The widely held belief that depression is due to low levels of the chemical serotonin in the brain -- and that effective treatment raises these levels - is a myth, says a leading British psychiatrist.
Professor David Healy from Hergest psychiatric unit in North Wales, points to a misconception that lowered serotonin levels in depression are an established fact, which he describes as "the marketing of a myth".
The serotonin reuptake inhibiting (SSRI) group of drugs came on stream in the late 1980s, nearly two decades after first being mooted, Healy pointed out.
Drug companies marketed SSRIs for depression, "even though they were weaker than older tricyclic anti-depressants, and sold the idea that depression was the deeper illness behind the superficial manifestations of anxiety," he explained.
The approach was an astonishing success, "central to which was the notion that SSRIs restored serotonin levels to normal, a notion that later transmuted into the idea that they remedied a chemical imbalance."

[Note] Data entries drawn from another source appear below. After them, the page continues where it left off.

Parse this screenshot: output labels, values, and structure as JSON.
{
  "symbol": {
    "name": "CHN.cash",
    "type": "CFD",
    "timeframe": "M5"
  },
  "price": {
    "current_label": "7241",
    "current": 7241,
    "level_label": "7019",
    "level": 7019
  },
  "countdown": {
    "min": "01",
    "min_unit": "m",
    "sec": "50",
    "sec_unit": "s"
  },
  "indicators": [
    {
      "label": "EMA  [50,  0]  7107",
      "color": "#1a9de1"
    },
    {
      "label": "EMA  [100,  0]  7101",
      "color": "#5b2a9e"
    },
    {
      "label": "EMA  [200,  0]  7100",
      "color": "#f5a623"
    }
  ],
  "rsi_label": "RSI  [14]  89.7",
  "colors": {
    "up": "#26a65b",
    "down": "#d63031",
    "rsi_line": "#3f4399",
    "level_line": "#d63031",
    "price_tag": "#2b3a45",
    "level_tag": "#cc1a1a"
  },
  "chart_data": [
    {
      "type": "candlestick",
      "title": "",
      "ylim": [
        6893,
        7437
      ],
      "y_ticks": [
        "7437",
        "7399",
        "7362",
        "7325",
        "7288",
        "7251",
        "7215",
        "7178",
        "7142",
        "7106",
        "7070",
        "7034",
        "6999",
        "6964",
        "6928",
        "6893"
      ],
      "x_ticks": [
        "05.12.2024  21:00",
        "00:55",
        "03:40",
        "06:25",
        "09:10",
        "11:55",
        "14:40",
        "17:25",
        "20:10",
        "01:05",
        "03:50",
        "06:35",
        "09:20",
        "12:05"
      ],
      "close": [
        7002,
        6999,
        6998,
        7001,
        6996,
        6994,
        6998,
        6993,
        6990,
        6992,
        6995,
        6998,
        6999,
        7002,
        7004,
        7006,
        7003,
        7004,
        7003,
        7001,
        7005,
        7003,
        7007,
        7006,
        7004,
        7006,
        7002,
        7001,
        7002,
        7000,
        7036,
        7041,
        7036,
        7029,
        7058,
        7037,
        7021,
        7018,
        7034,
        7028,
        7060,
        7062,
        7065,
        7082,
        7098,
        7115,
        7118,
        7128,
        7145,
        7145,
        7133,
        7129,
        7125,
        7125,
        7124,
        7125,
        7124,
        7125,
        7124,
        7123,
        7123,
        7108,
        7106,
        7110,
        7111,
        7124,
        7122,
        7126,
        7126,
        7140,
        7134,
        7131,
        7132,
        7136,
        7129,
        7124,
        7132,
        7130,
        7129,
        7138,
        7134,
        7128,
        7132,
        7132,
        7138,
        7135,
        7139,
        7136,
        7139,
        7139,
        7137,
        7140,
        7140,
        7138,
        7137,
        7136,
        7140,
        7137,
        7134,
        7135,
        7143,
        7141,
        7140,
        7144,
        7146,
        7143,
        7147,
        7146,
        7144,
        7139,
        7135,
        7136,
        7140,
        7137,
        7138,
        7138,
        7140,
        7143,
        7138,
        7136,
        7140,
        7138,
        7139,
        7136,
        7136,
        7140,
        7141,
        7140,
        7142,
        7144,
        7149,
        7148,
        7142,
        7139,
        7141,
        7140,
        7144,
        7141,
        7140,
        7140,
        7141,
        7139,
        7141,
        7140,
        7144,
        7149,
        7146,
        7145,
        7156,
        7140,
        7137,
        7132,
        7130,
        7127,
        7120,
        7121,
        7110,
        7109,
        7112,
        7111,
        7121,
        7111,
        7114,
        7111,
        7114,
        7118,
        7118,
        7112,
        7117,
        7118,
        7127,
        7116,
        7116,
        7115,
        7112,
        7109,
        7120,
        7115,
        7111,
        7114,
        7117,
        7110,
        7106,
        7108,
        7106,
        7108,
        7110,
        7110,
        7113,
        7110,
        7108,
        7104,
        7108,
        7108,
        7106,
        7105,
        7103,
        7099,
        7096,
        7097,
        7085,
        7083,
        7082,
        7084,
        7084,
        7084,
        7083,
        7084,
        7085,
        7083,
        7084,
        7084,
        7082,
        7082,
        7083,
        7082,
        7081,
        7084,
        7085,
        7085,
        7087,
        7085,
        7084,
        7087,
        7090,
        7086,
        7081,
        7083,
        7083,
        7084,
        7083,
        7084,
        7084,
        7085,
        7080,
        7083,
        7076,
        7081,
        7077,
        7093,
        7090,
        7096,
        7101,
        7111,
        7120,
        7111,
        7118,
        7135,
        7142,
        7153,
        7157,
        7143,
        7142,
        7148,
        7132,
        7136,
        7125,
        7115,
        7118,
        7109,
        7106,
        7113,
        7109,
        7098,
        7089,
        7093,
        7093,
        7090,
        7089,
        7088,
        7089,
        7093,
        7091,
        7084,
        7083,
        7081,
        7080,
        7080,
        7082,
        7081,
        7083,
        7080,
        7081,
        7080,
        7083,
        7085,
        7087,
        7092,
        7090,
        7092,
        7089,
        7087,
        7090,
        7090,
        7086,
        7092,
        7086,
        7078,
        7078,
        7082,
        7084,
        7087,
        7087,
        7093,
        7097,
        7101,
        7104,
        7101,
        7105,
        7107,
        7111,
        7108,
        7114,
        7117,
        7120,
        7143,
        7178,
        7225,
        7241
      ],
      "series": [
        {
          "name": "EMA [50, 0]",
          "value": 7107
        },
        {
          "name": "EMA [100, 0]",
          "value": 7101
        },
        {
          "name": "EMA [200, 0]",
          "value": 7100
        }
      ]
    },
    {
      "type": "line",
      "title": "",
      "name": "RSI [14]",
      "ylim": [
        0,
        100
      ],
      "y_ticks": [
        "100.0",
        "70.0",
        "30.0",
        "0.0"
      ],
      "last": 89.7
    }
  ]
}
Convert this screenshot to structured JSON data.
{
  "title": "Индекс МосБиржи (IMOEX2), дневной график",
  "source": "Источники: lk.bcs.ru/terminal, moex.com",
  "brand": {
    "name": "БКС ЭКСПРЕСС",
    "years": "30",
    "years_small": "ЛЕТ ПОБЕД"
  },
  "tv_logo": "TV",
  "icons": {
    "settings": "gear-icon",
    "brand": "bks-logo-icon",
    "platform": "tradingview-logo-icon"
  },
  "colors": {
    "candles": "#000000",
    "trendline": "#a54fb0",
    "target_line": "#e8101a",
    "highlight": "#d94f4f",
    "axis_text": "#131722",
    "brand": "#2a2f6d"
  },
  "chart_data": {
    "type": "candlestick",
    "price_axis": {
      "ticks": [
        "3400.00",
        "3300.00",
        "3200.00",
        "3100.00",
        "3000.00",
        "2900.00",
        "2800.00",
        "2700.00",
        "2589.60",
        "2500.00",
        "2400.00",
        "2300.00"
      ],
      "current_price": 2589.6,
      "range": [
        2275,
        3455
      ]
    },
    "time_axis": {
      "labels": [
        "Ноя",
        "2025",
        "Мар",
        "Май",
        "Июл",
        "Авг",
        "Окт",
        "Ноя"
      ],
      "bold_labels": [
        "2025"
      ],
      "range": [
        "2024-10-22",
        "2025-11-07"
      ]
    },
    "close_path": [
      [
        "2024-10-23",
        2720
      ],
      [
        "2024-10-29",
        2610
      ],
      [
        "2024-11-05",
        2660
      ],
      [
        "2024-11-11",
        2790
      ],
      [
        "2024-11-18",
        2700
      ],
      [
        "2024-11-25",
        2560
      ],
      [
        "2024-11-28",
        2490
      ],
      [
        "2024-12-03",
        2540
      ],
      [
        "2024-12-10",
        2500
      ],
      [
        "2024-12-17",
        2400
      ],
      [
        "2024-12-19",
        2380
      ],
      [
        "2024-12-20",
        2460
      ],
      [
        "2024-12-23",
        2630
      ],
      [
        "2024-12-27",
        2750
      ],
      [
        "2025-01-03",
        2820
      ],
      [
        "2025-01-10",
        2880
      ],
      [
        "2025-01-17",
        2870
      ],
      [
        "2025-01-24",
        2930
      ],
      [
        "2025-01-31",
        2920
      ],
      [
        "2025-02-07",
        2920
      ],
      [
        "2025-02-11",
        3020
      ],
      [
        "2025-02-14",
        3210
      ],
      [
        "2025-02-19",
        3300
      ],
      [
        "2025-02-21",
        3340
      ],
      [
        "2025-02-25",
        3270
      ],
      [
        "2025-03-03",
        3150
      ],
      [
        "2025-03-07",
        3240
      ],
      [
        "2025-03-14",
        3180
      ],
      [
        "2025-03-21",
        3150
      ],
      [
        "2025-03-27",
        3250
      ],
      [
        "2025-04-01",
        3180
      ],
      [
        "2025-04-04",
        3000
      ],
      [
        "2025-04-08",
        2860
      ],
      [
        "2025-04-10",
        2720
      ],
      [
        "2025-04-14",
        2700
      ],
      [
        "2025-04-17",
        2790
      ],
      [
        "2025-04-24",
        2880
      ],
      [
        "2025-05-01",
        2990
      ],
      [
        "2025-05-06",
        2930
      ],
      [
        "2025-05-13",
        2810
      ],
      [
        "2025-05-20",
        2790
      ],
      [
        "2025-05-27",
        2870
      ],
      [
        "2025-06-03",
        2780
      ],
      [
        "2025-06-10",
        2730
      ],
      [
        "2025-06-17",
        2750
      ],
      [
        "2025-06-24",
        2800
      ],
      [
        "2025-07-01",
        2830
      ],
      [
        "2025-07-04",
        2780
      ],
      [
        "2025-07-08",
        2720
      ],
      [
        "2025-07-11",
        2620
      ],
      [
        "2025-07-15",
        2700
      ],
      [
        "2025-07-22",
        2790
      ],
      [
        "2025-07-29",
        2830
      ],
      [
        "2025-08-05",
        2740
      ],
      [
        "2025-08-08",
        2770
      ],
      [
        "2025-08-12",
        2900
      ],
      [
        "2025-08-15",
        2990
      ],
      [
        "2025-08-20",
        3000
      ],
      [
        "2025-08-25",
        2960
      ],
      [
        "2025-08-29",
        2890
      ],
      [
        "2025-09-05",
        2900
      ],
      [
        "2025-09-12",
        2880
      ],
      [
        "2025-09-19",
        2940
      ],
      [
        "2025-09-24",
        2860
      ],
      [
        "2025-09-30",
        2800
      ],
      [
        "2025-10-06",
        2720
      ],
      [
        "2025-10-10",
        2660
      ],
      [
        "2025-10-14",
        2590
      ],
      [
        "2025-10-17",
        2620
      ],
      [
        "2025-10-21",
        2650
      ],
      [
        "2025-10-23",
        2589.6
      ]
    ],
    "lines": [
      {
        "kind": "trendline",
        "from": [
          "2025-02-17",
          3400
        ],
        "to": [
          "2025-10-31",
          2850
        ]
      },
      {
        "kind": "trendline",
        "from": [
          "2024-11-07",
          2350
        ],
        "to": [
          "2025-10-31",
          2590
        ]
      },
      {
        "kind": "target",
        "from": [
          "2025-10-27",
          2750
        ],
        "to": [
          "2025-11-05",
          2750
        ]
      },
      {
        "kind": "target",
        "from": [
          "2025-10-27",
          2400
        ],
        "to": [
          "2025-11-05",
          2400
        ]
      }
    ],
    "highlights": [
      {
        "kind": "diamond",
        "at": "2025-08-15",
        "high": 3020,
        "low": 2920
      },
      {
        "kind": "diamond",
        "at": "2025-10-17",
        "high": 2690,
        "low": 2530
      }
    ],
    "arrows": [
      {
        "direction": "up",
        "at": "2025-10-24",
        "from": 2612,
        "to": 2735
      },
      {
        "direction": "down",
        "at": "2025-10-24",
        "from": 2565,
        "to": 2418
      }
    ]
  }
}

In the 1990s, no one knew if SSRIs raised or lowered serotonin levels, he writes; they still do not know. There was no evidence that treatment corrected anything, he argued.
He suggests that the myth "co-opted" many, including the complementary health market, psychologists, and journals.
But above all the myth co-opted doctors and patients, he said. "For doctors it provided an easy short hand for communication with patients. For patients, the idea of correcting an abnormality has a moral force that can be expected to overcome the scruples some might have had about taking a tranquilliser, especially when packaged in the appealing form that distress is not a weakness."
Meanwhile more effective and less costly treatments were marginalised, he noted.
The article appeared in the journal The BMJ.